In an interview in the Rumpus, Melissa Broder speaks with Greg Mania about how the writing process for her latest novel, Milk Fed (Scribner, 2021), hasn’t changed since her first book. Broder describes how she dictates the first draft into her phone and doesn’t “stop or proofread or think about it or change anything until the whole mass of clay has been thrown down.” This week, inspired by Broder’s writing process to “encourage your own messiness,” dictate the first draft of a story without stopping to make any changes, even misspellings. How will this freedom of a first draft encourage new ways of writing and break apart your process?
“In this city / each door I cross / in search of your room / grows darker / than the sky,” writes Aldo Amparán in “Aubade at the City of Change,” published in the Academy of American Poets’ Poem-a-Day series. In The Essential Poet’s Glossary by Edward Hirsch, an aubade is defined as a poem or song for the dawn expressing the regret of parting lovers at daybreak that dates back to Europe at the end of the twelfth century. In Amparán’s poem, he uses the form to meditate on the mourning of a loved one and conjures images of light to illustrate how loss can leave one feeling “suspended in time” even as the world continues to shift and change. This week, write an aubade. Use the dawn as an image to illustrate the theme of change in the poem.
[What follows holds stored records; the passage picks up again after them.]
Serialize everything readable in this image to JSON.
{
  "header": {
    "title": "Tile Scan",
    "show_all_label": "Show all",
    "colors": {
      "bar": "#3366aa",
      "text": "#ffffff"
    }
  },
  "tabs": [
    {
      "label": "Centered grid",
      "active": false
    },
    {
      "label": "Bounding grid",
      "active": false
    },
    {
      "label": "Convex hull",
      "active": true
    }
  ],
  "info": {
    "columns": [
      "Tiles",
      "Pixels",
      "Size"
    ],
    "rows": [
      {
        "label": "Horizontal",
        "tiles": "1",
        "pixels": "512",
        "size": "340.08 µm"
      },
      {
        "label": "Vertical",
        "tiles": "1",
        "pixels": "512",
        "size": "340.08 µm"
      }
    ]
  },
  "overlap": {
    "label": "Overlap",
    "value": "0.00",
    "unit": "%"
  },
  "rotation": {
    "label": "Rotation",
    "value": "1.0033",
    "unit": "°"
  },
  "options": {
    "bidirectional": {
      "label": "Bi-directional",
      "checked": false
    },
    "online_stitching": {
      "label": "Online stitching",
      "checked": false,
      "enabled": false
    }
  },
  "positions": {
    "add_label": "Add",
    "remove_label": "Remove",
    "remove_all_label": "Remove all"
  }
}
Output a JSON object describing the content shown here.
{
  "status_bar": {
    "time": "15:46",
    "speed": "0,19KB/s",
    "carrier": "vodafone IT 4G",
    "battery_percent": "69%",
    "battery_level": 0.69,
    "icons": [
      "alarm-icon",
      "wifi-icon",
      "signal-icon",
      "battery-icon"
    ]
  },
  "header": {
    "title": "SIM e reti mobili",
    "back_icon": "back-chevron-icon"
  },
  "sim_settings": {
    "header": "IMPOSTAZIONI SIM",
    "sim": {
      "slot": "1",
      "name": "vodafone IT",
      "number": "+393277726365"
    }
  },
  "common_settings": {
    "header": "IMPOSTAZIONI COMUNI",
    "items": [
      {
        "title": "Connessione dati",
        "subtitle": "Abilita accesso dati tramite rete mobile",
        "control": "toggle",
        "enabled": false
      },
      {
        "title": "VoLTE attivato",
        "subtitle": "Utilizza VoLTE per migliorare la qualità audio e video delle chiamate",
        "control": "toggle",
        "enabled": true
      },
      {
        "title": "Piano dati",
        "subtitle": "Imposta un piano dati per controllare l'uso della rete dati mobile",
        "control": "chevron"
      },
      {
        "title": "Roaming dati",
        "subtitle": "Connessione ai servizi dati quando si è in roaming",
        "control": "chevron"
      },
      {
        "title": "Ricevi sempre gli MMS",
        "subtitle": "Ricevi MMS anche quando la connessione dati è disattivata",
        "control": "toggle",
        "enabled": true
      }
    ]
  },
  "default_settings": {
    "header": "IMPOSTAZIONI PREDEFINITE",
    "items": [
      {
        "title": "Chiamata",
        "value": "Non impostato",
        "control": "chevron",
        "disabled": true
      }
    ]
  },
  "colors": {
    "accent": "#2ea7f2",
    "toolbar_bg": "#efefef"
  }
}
“I most remember reading Chelsea Girls in the dark, in bars around San Francisco in the nineties—beneath the staircase in the backroom at Dalva, in a booth at Blondie's or the Uptown,” writes Michelle Tea in her Los Angeles Review of Books essay on reading the 1994 autobiographical novel by Eileen Myles, which influenced her as a writer, as well as a generation of queer writers. “What it was like to be female with that permeable body, to be a lesbian, to be working class or flat broke, to be a poet, a drunk,” writes Tea. “This is Chelsea Girls.” This week, write an essay about a book that was a formative influence on you as a writer. What was it about this book that helped you see yourself?
John LeCarré’s novel A Perfect Spy begins by introducing the protagonist Magnus Pym and tracking his movements across “a south Devon coastal town” on his way to a Victorian boardinghouse, where he is addressed by an old woman who says, “Why Mr. Canterbury, it’s you.” In this deft use of dialogue, LeCarré illustrates the essence of the classic writing technique “show, don’t tell,” revealing that Pym has visited the boardinghouse before and is traveling under a pseudonym. Write a story in which a protagonist’s identity is hidden, and only revealed through subtle clues in dialogue and physical gestures.
Rick Barot’s poem “The Wooden Overcoat,” published in the April 2012 issue of Poetry, begins: “It turns out there’s a difference between a detail / and an image.” Barot develops this train of thought and proceeds to engage in differentiating between the two, positing that a dandelion on the sidewalk is “mere detail,” but “the dandelion inked on a friend’s bicep / is an image because it moves when her body does.” Write a poem that sets up an argument in the first sentence and then proceed to test it through rhetorical devices and concrete imagery. How can you use a poem to prove a thesis?